Wer sind die Menschen, die am Schluss die Arbeit wirklich ausführen? Unter welchen Bedingungen? Niemand weiss es, und niemand kümmert’s, Hauptsache, die Arbeit ist billig, dank 60-Stunden-Wochen zum Lohn von «normalen» 38 Stunden,  Unterkünften wie Internierungslager usw.

Kaputtgespart.
All dies geschieht nicht in einer entfernten Mafiaregion, sondern im ordentlichen Deutschland. Und all das ist EUrechtlich abgesegnet von der transnationalen Dienstleistungsfreiheit. Sie macht Ketten-Werkverträge möglich, endlose Temporär arbeit und Entsendung sowie falsche Selbständigkeit. Alles «erfunden» zur Umgehung der sozialen Rechte derArbeitenden. Ein krankes System.

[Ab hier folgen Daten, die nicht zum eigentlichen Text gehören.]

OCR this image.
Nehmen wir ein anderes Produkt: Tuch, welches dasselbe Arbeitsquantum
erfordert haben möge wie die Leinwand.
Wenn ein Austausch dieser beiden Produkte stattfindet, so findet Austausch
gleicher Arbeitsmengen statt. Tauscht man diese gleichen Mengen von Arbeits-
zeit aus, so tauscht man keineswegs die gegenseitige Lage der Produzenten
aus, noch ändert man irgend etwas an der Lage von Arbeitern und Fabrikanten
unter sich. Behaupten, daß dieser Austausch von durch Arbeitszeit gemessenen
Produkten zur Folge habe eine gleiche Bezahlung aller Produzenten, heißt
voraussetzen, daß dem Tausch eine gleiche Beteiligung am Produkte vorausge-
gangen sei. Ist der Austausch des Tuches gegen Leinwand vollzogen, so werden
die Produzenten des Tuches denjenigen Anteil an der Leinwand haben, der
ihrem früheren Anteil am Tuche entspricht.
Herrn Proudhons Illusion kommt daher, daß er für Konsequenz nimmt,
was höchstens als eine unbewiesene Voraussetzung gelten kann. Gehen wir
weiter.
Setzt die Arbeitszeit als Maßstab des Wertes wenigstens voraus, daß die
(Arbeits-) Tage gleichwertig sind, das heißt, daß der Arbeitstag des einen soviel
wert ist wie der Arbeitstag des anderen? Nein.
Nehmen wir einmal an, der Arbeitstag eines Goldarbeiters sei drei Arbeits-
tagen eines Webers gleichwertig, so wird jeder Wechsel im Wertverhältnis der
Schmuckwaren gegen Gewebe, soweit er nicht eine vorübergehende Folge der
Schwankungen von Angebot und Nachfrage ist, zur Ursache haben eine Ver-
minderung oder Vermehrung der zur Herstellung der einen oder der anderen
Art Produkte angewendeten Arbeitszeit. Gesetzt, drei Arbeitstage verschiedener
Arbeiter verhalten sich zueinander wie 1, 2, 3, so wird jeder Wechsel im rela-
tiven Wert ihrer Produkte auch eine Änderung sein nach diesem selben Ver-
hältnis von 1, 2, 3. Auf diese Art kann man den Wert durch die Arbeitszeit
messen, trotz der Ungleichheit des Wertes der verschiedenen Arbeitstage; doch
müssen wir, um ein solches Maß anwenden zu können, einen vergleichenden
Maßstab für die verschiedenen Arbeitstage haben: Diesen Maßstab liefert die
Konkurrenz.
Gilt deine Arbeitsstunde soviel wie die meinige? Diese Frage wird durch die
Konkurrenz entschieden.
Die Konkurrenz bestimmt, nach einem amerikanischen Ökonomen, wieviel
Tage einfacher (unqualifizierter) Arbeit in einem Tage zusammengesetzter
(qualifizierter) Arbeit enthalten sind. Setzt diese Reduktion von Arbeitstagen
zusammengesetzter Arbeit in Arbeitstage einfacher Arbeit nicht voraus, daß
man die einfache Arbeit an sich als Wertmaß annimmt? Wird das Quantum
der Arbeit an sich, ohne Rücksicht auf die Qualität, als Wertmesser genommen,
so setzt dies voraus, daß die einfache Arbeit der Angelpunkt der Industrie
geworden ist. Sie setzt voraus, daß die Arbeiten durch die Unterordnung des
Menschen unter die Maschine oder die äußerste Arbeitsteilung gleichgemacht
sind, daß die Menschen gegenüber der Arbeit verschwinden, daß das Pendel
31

Selbstverständlich werden Schlachthöfe wie auch Baustellen in Deutschland kontrolliert. Aber plötzlich stellen Politiker fest, dass die Arbeitsmarktkontrollen kaputtgespart wurden. Es herrscht ein Vollzugsnotstand. Jetzt erwacht plötzlich auch die Regierung.  Arbeitsminister Hubertus Heil sieht ein «System der organisierten Verantwortungslosigkeit» und will ein Verbot von Werkverträgen im Kernbereich der Fleischindustrie einführen. Aber warum nur da? Das kranke System existiert auch auf  dem Bau, in der Logistik und weiteren Branchen. Jörg Märle, regionaler Geschäftsführer des Deutschen Gewerkschaftsbunds (DGB), fordert drum: «Das geplante Verbot muss für alle Branchen gelten.» Der Staat müsse endlich genügend kontrollieren und Strafen aussprechen. Hinsehen und handeln!

Rahmenabkommen.
Vor dem Hintergrund des deutschen Fleischskandals besehen, sind die Forderungen von süddeutschen Politikern an die Schweiz geradezu absurd. Sie verlangen nämlich, wir müssten uns in Sachen Entsendung von Arbeitnehmenden dem EU-Standard anpassen. Unsere Kontrollen und Sanktionen lockern. Es ist zentrales Thema bei den Verhandlungen über das institutionelle Rahmenabkommen. Da können wir nur sagen: Organisierte Verantwortungslosigkeit auch in der Schweiz? Nein danke!